The previous post described how custom script filter can be used to filter out duplicate documents in the result set. However, the approach would not work with multiple shards. To handle this case we need to have some plugin implementation to hook into Elasticsearch where we can filter out the duplicate documents fetched from multiple shards. But before that let's have a quick look at how distributed search works.
Elasticsearch documentation covers distributed search very well. Following is the summary:
- Distributed search is executed in two phases: Query and Fetch phase
- Query phase
- The coordinating node sends the search request to all the shards.
- Each shard executes the search and sends back list of document IDs and the sort values back to the coordinating node.
- For example, get documents where file.folder = 'c:\windows' sorted by file.name
- In above case, say, shard 1 matches three documents with file names as notepad.exe, textpad.exe, wordpad.exe.
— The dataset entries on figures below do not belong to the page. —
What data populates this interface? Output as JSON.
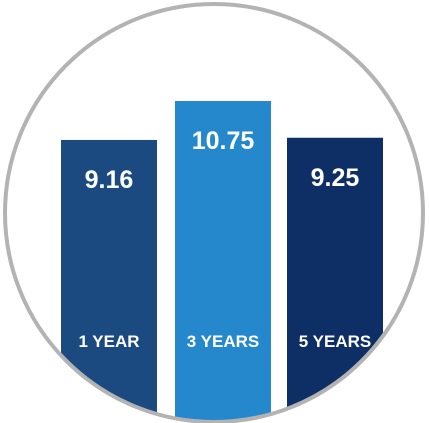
{
  "chart_data": {
    "type": "bar",
    "categories": [
      "1 YEAR",
      "3 YEARS",
      "5 YEARS"
    ],
    "values": [
      9.16,
      10.75,
      9.25
    ],
    "value_labels": [
      "9.16",
      "10.75",
      "9.25"
    ],
    "title": "",
    "xlabel": "",
    "ylabel": "",
    "grid": false,
    "legend": "none",
    "colors": [
      "#1a4a80",
      "#2688cc",
      "#0e2e66"
    ],
    "frame_color": "#b3b3b3",
    "label_color": "#ffffff"
  }
}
So the return values would be
- DocID: some_doc_id_1, Sort values: [notepad.exe]
- DocID: some_doc_id_2, Sort values: [textpad.exe]
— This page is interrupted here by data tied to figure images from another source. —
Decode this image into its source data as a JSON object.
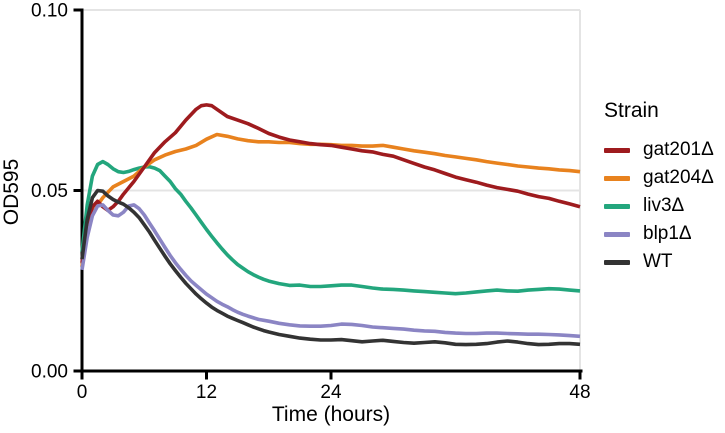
{
  "chart_data": {
    "type": "line",
    "title": "",
    "xlabel": "Time (hours)",
    "ylabel": "OD595",
    "xlim": [
      0,
      48
    ],
    "ylim": [
      0,
      0.1
    ],
    "x_ticks": {
      "values": [
        0,
        12,
        24,
        48
      ],
      "labels": [
        "0",
        "12",
        "24",
        "48"
      ]
    },
    "y_ticks": {
      "values": [
        0,
        0.05,
        0.1
      ],
      "labels": [
        "0.00",
        "0.05",
        "0.10"
      ]
    },
    "grid": {
      "color": "#E4E4E4",
      "y_values": [
        0.05,
        0.1
      ],
      "x_values": [
        48
      ]
    },
    "legend": {
      "title": "Strain",
      "position": "right"
    },
    "axis_color": "#000000",
    "draw_order": [
      2,
      1,
      0,
      3,
      4
    ],
    "series": [
      {
        "name": "gat201Δ",
        "color": "#9E1B1E",
        "points": [
          [
            0,
            0.03
          ],
          [
            0.5,
            0.04
          ],
          [
            1,
            0.0455
          ],
          [
            1.5,
            0.047
          ],
          [
            2,
            0.0455
          ],
          [
            2.5,
            0.0445
          ],
          [
            3,
            0.0455
          ],
          [
            3.5,
            0.047
          ],
          [
            4,
            0.049
          ],
          [
            5,
            0.0525
          ],
          [
            6,
            0.0565
          ],
          [
            7,
            0.0605
          ],
          [
            8,
            0.0635
          ],
          [
            9,
            0.066
          ],
          [
            10,
            0.0695
          ],
          [
            11,
            0.0725
          ],
          [
            11.5,
            0.0735
          ],
          [
            12,
            0.0737
          ],
          [
            12.5,
            0.0735
          ],
          [
            13,
            0.0725
          ],
          [
            14,
            0.0705
          ],
          [
            15,
            0.0695
          ],
          [
            16,
            0.0685
          ],
          [
            17,
            0.0672
          ],
          [
            18,
            0.0658
          ],
          [
            19,
            0.0648
          ],
          [
            20,
            0.064
          ],
          [
            21,
            0.0635
          ],
          [
            22,
            0.063
          ],
          [
            23,
            0.0627
          ],
          [
            24,
            0.0625
          ],
          [
            25,
            0.062
          ],
          [
            26,
            0.0615
          ],
          [
            27,
            0.061
          ],
          [
            28,
            0.0607
          ],
          [
            29,
            0.06
          ],
          [
            30,
            0.0595
          ],
          [
            31,
            0.0585
          ],
          [
            32,
            0.0575
          ],
          [
            33,
            0.0565
          ],
          [
            34,
            0.0557
          ],
          [
            35,
            0.0547
          ],
          [
            36,
            0.0537
          ],
          [
            37,
            0.053
          ],
          [
            38,
            0.0523
          ],
          [
            39,
            0.0515
          ],
          [
            40,
            0.0508
          ],
          [
            41,
            0.0503
          ],
          [
            42,
            0.0498
          ],
          [
            43,
            0.049
          ],
          [
            44,
            0.0483
          ],
          [
            45,
            0.0478
          ],
          [
            46,
            0.047
          ],
          [
            47,
            0.0463
          ],
          [
            48,
            0.0455
          ]
        ]
      },
      {
        "name": "gat204Δ",
        "color": "#E8821E",
        "points": [
          [
            0,
            0.029
          ],
          [
            0.5,
            0.038
          ],
          [
            1,
            0.0435
          ],
          [
            1.5,
            0.046
          ],
          [
            2,
            0.048
          ],
          [
            2.5,
            0.0495
          ],
          [
            3,
            0.051
          ],
          [
            4,
            0.0525
          ],
          [
            5,
            0.054
          ],
          [
            6,
            0.0565
          ],
          [
            7,
            0.0585
          ],
          [
            8,
            0.0598
          ],
          [
            9,
            0.0608
          ],
          [
            10,
            0.0615
          ],
          [
            11,
            0.0625
          ],
          [
            12,
            0.0642
          ],
          [
            13,
            0.0655
          ],
          [
            14,
            0.065
          ],
          [
            15,
            0.0643
          ],
          [
            16,
            0.0638
          ],
          [
            17,
            0.0635
          ],
          [
            18,
            0.0635
          ],
          [
            19,
            0.0633
          ],
          [
            20,
            0.0633
          ],
          [
            21,
            0.063
          ],
          [
            22,
            0.0628
          ],
          [
            23,
            0.0628
          ],
          [
            24,
            0.0627
          ],
          [
            25,
            0.0625
          ],
          [
            26,
            0.0625
          ],
          [
            27,
            0.0623
          ],
          [
            28,
            0.0623
          ],
          [
            29,
            0.0625
          ],
          [
            30,
            0.062
          ],
          [
            31,
            0.0615
          ],
          [
            32,
            0.061
          ],
          [
            33,
            0.0606
          ],
          [
            34,
            0.0602
          ],
          [
            35,
            0.0597
          ],
          [
            36,
            0.0593
          ],
          [
            37,
            0.0589
          ],
          [
            38,
            0.0585
          ],
          [
            39,
            0.058
          ],
          [
            40,
            0.0576
          ],
          [
            41,
            0.0572
          ],
          [
            42,
            0.0568
          ],
          [
            43,
            0.0565
          ],
          [
            44,
            0.0562
          ],
          [
            45,
            0.056
          ],
          [
            46,
            0.0557
          ],
          [
            47,
            0.0555
          ],
          [
            48,
            0.0552
          ]
        ]
      },
      {
        "name": "liv3Δ",
        "color": "#23A67D",
        "points": [
          [
            0,
            0.033
          ],
          [
            0.5,
            0.046
          ],
          [
            1,
            0.054
          ],
          [
            1.5,
            0.0572
          ],
          [
            2,
            0.058
          ],
          [
            2.5,
            0.0572
          ],
          [
            3,
            0.056
          ],
          [
            3.5,
            0.0552
          ],
          [
            4,
            0.055
          ],
          [
            4.5,
            0.0553
          ],
          [
            5,
            0.0558
          ],
          [
            5.5,
            0.0562
          ],
          [
            6,
            0.0565
          ],
          [
            6.5,
            0.0566
          ],
          [
            7,
            0.0562
          ],
          [
            7.5,
            0.0555
          ],
          [
            8,
            0.054
          ],
          [
            8.5,
            0.0525
          ],
          [
            9,
            0.0505
          ],
          [
            9.5,
            0.049
          ],
          [
            10,
            0.047
          ],
          [
            10.5,
            0.0452
          ],
          [
            11,
            0.0432
          ],
          [
            11.5,
            0.0412
          ],
          [
            12,
            0.0392
          ],
          [
            12.5,
            0.0373
          ],
          [
            13,
            0.0355
          ],
          [
            13.5,
            0.0338
          ],
          [
            14,
            0.0322
          ],
          [
            14.5,
            0.0308
          ],
          [
            15,
            0.0295
          ],
          [
            15.5,
            0.0285
          ],
          [
            16,
            0.0275
          ],
          [
            16.5,
            0.0267
          ],
          [
            17,
            0.026
          ],
          [
            17.5,
            0.0254
          ],
          [
            18,
            0.0249
          ],
          [
            19,
            0.0242
          ],
          [
            20,
            0.0237
          ],
          [
            21,
            0.0238
          ],
          [
            22,
            0.0234
          ],
          [
            23,
            0.0234
          ],
          [
            24,
            0.0236
          ],
          [
            25,
            0.0238
          ],
          [
            26,
            0.0238
          ],
          [
            27,
            0.0234
          ],
          [
            28,
            0.023
          ],
          [
            29,
            0.0227
          ],
          [
            30,
            0.0226
          ],
          [
            31,
            0.0224
          ],
          [
            32,
            0.0222
          ],
          [
            33,
            0.022
          ],
          [
            34,
            0.0218
          ],
          [
            35,
            0.0216
          ],
          [
            36,
            0.0214
          ],
          [
            37,
            0.0216
          ],
          [
            38,
            0.0219
          ],
          [
            39,
            0.0222
          ],
          [
            40,
            0.0224
          ],
          [
            41,
            0.0222
          ],
          [
            42,
            0.0221
          ],
          [
            43,
            0.0224
          ],
          [
            44,
            0.0226
          ],
          [
            45,
            0.0228
          ],
          [
            46,
            0.0227
          ],
          [
            47,
            0.0224
          ],
          [
            48,
            0.0222
          ]
        ]
      },
      {
        "name": "blp1Δ",
        "color": "#8B85C4",
        "points": [
          [
            0,
            0.028
          ],
          [
            0.5,
            0.037
          ],
          [
            1,
            0.043
          ],
          [
            1.5,
            0.0457
          ],
          [
            2,
            0.046
          ],
          [
            2.5,
            0.0445
          ],
          [
            3,
            0.0432
          ],
          [
            3.5,
            0.043
          ],
          [
            4,
            0.044
          ],
          [
            4.5,
            0.0457
          ],
          [
            5,
            0.046
          ],
          [
            5.5,
            0.045
          ],
          [
            6,
            0.0432
          ],
          [
            6.5,
            0.041
          ],
          [
            7,
            0.0388
          ],
          [
            7.5,
            0.0365
          ],
          [
            8,
            0.0342
          ],
          [
            8.5,
            0.032
          ],
          [
            9,
            0.03
          ],
          [
            9.5,
            0.0282
          ],
          [
            10,
            0.0265
          ],
          [
            10.5,
            0.025
          ],
          [
            11,
            0.0237
          ],
          [
            11.5,
            0.0225
          ],
          [
            12,
            0.0213
          ],
          [
            12.5,
            0.0203
          ],
          [
            13,
            0.0193
          ],
          [
            13.5,
            0.0185
          ],
          [
            14,
            0.0178
          ],
          [
            14.5,
            0.017
          ],
          [
            15,
            0.0163
          ],
          [
            15.5,
            0.0157
          ],
          [
            16,
            0.0152
          ],
          [
            17,
            0.0143
          ],
          [
            18,
            0.0138
          ],
          [
            19,
            0.0132
          ],
          [
            20,
            0.0128
          ],
          [
            21,
            0.0125
          ],
          [
            22,
            0.0124
          ],
          [
            23,
            0.0124
          ],
          [
            24,
            0.0126
          ],
          [
            25,
            0.013
          ],
          [
            26,
            0.0129
          ],
          [
            27,
            0.0126
          ],
          [
            28,
            0.0122
          ],
          [
            29,
            0.012
          ],
          [
            30,
            0.0118
          ],
          [
            31,
            0.0116
          ],
          [
            32,
            0.0113
          ],
          [
            33,
            0.0111
          ],
          [
            34,
            0.011
          ],
          [
            35,
            0.0107
          ],
          [
            36,
            0.0105
          ],
          [
            37,
            0.0104
          ],
          [
            38,
            0.0104
          ],
          [
            39,
            0.0105
          ],
          [
            40,
            0.0105
          ],
          [
            41,
            0.0104
          ],
          [
            42,
            0.0103
          ],
          [
            43,
            0.0102
          ],
          [
            44,
            0.0102
          ],
          [
            45,
            0.0101
          ],
          [
            46,
            0.01
          ],
          [
            47,
            0.0098
          ],
          [
            48,
            0.0096
          ]
        ]
      },
      {
        "name": "WT",
        "color": "#333333",
        "points": [
          [
            0,
            0.031
          ],
          [
            0.5,
            0.042
          ],
          [
            1,
            0.048
          ],
          [
            1.5,
            0.05
          ],
          [
            2,
            0.0498
          ],
          [
            2.5,
            0.0485
          ],
          [
            3,
            0.0475
          ],
          [
            3.5,
            0.0468
          ],
          [
            4,
            0.0462
          ],
          [
            4.5,
            0.0452
          ],
          [
            5,
            0.044
          ],
          [
            5.5,
            0.0425
          ],
          [
            6,
            0.0405
          ],
          [
            6.5,
            0.0385
          ],
          [
            7,
            0.0362
          ],
          [
            7.5,
            0.034
          ],
          [
            8,
            0.0318
          ],
          [
            8.5,
            0.0297
          ],
          [
            9,
            0.0278
          ],
          [
            9.5,
            0.026
          ],
          [
            10,
            0.0243
          ],
          [
            10.5,
            0.0228
          ],
          [
            11,
            0.0213
          ],
          [
            11.5,
            0.02
          ],
          [
            12,
            0.0188
          ],
          [
            12.5,
            0.0177
          ],
          [
            13,
            0.0168
          ],
          [
            13.5,
            0.016
          ],
          [
            14,
            0.0152
          ],
          [
            14.5,
            0.0146
          ],
          [
            15,
            0.014
          ],
          [
            15.5,
            0.0134
          ],
          [
            16,
            0.0128
          ],
          [
            16.5,
            0.0122
          ],
          [
            17,
            0.0117
          ],
          [
            17.5,
            0.0112
          ],
          [
            18,
            0.0108
          ],
          [
            19,
            0.0101
          ],
          [
            20,
            0.0096
          ],
          [
            21,
            0.0091
          ],
          [
            22,
            0.0088
          ],
          [
            23,
            0.0086
          ],
          [
            24,
            0.0086
          ],
          [
            25,
            0.0087
          ],
          [
            26,
            0.0084
          ],
          [
            27,
            0.0081
          ],
          [
            28,
            0.0083
          ],
          [
            29,
            0.0085
          ],
          [
            30,
            0.0082
          ],
          [
            31,
            0.0079
          ],
          [
            32,
            0.0077
          ],
          [
            33,
            0.0079
          ],
          [
            34,
            0.0081
          ],
          [
            35,
            0.0078
          ],
          [
            36,
            0.0074
          ],
          [
            37,
            0.0073
          ],
          [
            38,
            0.0074
          ],
          [
            39,
            0.0076
          ],
          [
            40,
            0.008
          ],
          [
            41,
            0.0083
          ],
          [
            42,
            0.008
          ],
          [
            43,
            0.0076
          ],
          [
            44,
            0.0073
          ],
          [
            45,
            0.0074
          ],
          [
            46,
            0.0076
          ],
          [
            47,
            0.0076
          ],
          [
            48,
            0.0074
          ]
        ]
      }
    ]
  }
}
- DocID: some_doc_id_3, Sort values: [wordpad.exe]
- All shards returns similar data back to the coordinating node.
- The coordinating node now has list of fields on which sorting needs to be done and also the actual values for these fields per document.
- This node then merges all the results into a single list.
- The list is sorted using the sort values returned by each shard for each document.
- The final list is prepared by applying pagination (from & size) parameters.
- Fetch phase
- Once the final list is prepared the coordinating node then sends the request to get the required documents from each shard using the document IDs i.e. send a multi-get request.
Remove duplicate documents in distributed search
As seen above if we need to filter out the duplicate documents for distributed search then we need to hook into the QUERY phase. Once the document IDs & sort values are retrieved for all the shards then we need to remove duplicate documents here. The steps to achieve this are as follows:
- Apart from document Ids & sort values we also need the values for primary keys identifying the document as unique in the result set.
- Once we have above information then we can remove duplicate documents using the primary keys.
Passing back the primary key values in query phase
In QUERY phase for a document only its ID and sort values are passed back. The _source value is not passed. So only option to pass back the primary key values is using the sort values. For this we can use custom script for sorting. This custom script will be similar to the custom filter mentioned in previous post.
- The script will take primary key field names as parameter.
- The script will form a key by concatenating the values of primary key fields.
- In the search request we will add this script based sort criteria at the end of existing sort fields, if any.
- This way, for each document, we will get the key value during the QUERY phase itself on the coordinating node.
Removing duplicate documents
Now, we need to hook into the QUERY phase using plugin approach. Thanks to the reference plugin implementation here. By looking at this sample plugin I was able to deduce that the final sorting of docs from all shards happens in org.elasticsearch.search.controller.SearchPhaseController's sortDocs() method. This class is used deep inside and there is no direct way to hook into it. So I had to follow the same approach as in the reference plugin implementation i.e. to implement a custom action. In the plugin, the required classes and methods were extended\overridden. Finally, the class extending SearchPhaseController overrides the sortDocs() method. In this we remove the duplicate documents from across the shards and then call the original sortDocs() method.
You can start with the junit tests.
- This approach extends the ES classes and methods which may change in future.
- One major limitation is that the totalHits returned by the search request will not be accurate when pagination is used. This is because each shard will return the totalHits as the total documents matching the filter but actual documents returned can be less if pagination is used e.g. if total matches could be 100 but pagination criteria could be to return only 10 results. In this case the totalHits will be 100. Now, we do not know the remaining 90 documents are duplicate or not. But this should not be an issue if we can use the totalHits as an approximate count.